I've said it before and I'll say it again, if you're building your criminal client list, you have to make sure that organ grinder with the mustache isn't actually Batman. That's rookie stuff. I mean, mainly because are there even organ grinders out there anymore? And an organ grinder isn't, like, someone who makes sausages. It's a person on the street who plays a hand-crank street organ. They often had a monkey with them for some reason. Anyway, Bruce thought the least suspicious way to infiltrate Eraser's client list was to dress like a street musician...a street musician that looked exactly like Bruce Wayne wearing a mustache. Regardless, it worked, and Lenny got in contact with Bruce, and Organ Grinder Batman told the Eraser about his planned crime.

Batman learned two things on the outing.

1. That Lenny was the Eraser because

2. Lenny had to take off his eraser mask to erase evidence from the crime scene, which completely nullifies the point of wearing a mask.

Bruce Wayne, dressed as an old-time organ grinder, surprised that the Eraser showed up early at a crime scene. He says, " YOU-- MUST BE THE ERASER. I EXPECTED YUH HERE AFTER TH' JOB WUZ FINISHED..."
I know Bruce is a master of disguise but I think the accent is stretching it a bit. Image copyright DC Comics.

Bruce, though, made a costly mistake. He...wore aftershave. Lenny immediately guessed it was Bruce and hit the then-millionaire with knockout gas...that was in his pointy shoes (which is the best place for knockout gas), and the eraser took Bruce back to his hideout.

To show that he wasn't creepy and mad about not dating that girl back in college, Lenny recreated Bruce Wayne and his date, Cecilia, in ice (they had been announced Ice King and Queen at a dance back in college). He entombed Bruce Wayne in ice, and that was that.

Bruce Wayne was Batman, though, and simply flexed, shattering the ice. Robin had followed and brought his Batman suit, and several punches to the head later, Lenny Fiasco, the eraser, had been subdued.

It's Better to Be A Rubber Than a Robber

Batman visited Lenny in prison with Robin, and they had something for Lenny Fiasco: A three-foot-long giant eraser. Batman says that by the time he erases all he did wrong, he'll be out, which I know it's supposed to sound folksy and nice but it just kind of sounds like gloating. Robin tells Lenny that he'll start in life with a clean slate which, sadly, is not how criminal records work, Robin. Lenny comes away with the most poignant observation while holding his eraser. It's better to be a rubber than a robber. Which...also probably not.

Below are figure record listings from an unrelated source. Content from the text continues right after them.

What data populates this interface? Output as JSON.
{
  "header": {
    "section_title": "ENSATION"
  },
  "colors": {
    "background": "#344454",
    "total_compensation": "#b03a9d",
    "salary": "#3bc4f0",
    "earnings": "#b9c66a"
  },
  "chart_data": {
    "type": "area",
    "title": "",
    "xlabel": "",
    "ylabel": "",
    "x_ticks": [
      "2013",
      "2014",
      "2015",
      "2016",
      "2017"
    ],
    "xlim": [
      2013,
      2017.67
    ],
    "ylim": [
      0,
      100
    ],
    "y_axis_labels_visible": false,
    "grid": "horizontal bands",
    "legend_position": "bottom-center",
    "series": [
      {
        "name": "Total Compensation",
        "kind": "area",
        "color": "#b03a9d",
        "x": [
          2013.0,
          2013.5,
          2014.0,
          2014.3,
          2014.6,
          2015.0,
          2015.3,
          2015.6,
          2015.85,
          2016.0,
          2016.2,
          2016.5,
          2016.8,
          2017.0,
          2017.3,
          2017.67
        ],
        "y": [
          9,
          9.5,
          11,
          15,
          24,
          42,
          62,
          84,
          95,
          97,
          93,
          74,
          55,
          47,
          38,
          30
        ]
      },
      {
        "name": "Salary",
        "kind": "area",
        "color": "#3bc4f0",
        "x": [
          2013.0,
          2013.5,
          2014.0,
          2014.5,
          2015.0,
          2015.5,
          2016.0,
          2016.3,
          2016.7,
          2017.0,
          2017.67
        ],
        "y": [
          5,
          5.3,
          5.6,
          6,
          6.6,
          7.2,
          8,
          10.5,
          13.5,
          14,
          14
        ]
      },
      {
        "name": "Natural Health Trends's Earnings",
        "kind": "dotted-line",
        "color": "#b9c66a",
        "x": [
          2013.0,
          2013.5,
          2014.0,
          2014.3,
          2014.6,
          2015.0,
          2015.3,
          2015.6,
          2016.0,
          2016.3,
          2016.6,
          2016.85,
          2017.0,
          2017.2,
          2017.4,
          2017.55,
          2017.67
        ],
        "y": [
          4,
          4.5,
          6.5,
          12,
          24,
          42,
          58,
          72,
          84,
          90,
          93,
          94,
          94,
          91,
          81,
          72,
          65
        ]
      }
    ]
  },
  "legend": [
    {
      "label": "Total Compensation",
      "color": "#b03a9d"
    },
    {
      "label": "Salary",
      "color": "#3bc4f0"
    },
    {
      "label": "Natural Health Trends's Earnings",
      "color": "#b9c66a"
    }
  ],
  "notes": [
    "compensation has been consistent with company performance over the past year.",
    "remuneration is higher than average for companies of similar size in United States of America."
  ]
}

In a podcast where we see so many reinventions of terrible villain ideas, sometimes to great and chilling effects, The Eraser, despite having a potentially cool name...this is it for him. I guess the writers thought they nailed it the first time and Lenny truly chose to be a rubber, not a robber.

Lenny Fiasco, looking at his giant eraser, saying "I get the message -- it's better to be a rubber -- than a robber."